The Jewish community groups targeted, among others, Amnesty International, which accused Israel of committing "genocide" in the Gaza Strip during its anti-terrorist war following the brutal massacre of Oct. 7. It also criticized Doctors Without Borders and the Red Cross, which have come under fire for failing to visit Israeli hostages who were and are being held by the Hamas terrorist group in the Palestinian coastal enclave.

"If Israel had bombed the trains to Auschwitz, you would have sided with Hitler," read one of the slogans on the Roman monument. "Hypocrisy and antisemitism are your banners," noted another.

An 'understandable reaction'

The Holocaust Foundation Museum in Rome referred this Monday to the criticism made by Jewish groups, claiming it is an "understandable reaction" to antisemitism disguised as sympathy for the Gaza victims.

"Today, on Remembrance Day, writings have appeared on some walls in Rome that make a comparison between the present and the past, a form of reaction to a long period of antisemitic harassment and slogans, of attacks on Israel that took place even the day after the fateful Oct. 7," the organization said.

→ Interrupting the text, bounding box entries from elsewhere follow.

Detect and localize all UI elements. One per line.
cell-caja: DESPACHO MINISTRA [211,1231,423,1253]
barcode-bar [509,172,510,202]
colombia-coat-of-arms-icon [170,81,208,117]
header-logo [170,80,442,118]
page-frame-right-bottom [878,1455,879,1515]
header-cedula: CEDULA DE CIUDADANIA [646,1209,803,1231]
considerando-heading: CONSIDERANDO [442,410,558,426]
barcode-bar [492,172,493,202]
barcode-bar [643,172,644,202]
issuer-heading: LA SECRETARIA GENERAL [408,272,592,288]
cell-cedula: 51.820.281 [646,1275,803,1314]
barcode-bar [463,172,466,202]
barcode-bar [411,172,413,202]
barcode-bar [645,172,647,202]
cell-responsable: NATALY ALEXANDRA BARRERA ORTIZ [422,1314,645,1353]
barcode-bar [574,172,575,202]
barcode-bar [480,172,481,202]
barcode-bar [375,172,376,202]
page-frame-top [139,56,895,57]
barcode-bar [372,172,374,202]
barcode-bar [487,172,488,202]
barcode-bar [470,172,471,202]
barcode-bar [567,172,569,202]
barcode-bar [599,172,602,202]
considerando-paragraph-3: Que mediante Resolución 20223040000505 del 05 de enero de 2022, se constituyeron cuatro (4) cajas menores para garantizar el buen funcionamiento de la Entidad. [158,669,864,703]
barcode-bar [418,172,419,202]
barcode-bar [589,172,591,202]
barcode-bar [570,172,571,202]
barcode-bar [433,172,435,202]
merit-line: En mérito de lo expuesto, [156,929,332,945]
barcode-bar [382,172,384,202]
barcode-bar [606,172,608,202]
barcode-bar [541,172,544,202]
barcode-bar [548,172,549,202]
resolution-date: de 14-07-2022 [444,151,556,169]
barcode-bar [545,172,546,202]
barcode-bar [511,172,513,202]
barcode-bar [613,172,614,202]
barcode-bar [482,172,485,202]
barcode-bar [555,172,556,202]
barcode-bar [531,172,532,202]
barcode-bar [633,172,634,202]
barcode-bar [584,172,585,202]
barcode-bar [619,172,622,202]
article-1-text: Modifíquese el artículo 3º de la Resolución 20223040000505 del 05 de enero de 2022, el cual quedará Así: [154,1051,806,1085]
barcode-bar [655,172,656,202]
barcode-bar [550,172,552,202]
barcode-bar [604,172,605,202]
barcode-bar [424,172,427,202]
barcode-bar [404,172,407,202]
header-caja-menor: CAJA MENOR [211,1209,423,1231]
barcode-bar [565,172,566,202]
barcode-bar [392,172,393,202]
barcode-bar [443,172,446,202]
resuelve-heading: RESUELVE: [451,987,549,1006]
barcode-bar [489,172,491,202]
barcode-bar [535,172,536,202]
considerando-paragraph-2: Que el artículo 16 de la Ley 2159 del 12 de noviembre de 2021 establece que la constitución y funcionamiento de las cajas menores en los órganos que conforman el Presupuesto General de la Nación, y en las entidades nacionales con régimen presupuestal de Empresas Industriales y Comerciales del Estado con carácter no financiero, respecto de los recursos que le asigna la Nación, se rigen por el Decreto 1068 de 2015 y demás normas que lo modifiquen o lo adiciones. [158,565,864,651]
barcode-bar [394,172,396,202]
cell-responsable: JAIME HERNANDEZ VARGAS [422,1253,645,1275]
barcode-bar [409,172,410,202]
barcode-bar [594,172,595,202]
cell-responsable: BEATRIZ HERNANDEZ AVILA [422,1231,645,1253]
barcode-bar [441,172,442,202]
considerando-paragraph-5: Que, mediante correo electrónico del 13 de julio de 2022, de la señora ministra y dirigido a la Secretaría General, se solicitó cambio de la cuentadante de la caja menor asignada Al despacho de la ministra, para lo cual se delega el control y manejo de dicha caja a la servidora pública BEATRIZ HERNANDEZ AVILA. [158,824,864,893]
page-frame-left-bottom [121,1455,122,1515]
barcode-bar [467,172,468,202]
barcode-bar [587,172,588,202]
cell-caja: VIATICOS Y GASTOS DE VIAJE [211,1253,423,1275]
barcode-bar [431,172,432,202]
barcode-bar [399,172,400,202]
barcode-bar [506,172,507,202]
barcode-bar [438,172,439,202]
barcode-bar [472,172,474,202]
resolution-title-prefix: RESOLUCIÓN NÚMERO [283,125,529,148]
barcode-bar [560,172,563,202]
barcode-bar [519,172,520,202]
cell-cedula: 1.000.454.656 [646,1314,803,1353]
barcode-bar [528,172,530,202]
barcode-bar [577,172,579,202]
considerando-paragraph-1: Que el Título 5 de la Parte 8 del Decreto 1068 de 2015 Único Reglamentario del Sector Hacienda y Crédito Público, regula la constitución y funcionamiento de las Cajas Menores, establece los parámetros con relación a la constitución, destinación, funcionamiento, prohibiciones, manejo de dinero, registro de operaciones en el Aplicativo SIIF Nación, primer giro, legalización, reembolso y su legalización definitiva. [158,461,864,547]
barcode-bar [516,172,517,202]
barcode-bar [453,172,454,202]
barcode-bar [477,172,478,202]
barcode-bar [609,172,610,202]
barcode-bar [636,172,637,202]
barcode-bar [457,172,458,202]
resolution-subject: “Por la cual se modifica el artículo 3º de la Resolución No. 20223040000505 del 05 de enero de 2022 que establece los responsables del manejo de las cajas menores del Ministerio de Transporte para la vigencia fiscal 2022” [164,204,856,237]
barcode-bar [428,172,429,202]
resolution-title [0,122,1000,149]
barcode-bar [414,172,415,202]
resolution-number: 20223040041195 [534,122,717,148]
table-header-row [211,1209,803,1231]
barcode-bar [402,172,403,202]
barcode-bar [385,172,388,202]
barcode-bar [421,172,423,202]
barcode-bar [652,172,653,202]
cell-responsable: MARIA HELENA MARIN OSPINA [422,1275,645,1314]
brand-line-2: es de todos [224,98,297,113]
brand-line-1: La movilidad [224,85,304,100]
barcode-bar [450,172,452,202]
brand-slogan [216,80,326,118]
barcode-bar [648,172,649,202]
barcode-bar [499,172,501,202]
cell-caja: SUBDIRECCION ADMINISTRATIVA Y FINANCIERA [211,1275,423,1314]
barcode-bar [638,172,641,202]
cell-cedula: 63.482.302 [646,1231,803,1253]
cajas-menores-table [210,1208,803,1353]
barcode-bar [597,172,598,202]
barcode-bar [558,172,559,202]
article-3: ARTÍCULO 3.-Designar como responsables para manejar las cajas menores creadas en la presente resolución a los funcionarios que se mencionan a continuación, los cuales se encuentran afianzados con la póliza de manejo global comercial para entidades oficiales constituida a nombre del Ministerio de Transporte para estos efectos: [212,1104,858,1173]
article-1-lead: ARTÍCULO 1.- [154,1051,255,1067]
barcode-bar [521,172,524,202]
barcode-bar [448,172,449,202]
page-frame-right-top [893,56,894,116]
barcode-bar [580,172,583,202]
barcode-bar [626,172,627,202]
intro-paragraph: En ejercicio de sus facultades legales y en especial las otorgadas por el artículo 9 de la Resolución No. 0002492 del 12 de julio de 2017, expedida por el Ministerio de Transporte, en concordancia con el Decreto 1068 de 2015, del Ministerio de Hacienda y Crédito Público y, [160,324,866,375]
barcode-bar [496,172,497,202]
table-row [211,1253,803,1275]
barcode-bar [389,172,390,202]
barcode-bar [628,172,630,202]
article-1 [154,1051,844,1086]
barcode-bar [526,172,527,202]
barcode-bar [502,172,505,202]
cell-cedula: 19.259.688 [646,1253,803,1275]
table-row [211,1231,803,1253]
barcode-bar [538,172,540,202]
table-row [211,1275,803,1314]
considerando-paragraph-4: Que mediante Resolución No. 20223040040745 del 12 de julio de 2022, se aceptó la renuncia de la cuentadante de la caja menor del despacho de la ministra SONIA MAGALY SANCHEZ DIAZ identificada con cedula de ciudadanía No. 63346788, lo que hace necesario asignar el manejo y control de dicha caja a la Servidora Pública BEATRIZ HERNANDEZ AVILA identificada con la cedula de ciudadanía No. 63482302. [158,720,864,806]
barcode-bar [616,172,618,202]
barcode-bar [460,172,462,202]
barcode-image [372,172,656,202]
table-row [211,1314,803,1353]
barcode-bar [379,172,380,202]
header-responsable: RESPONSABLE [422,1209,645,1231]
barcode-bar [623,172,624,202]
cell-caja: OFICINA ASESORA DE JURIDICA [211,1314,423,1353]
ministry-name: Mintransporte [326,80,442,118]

What is International Holocaust Remembrance Day?

International Holocaust Remembrance Day commemorates Jewish and non-Jewish victims of Nazism. It takes place on Jan. 27 because on that date, 80 years ago, the liberation of the Auschwitz extermination camp took place, where the Nazis murdered more than 1.1 million people, mostly members of the Jewish community. In the gas chambers and cremation ovens, up to 5,000 people were killed each day.

International Holocaust Remembrance Day was established by the United Nations General Assembly on Nov. 1, 2005 and commemorated for the first time in 2006.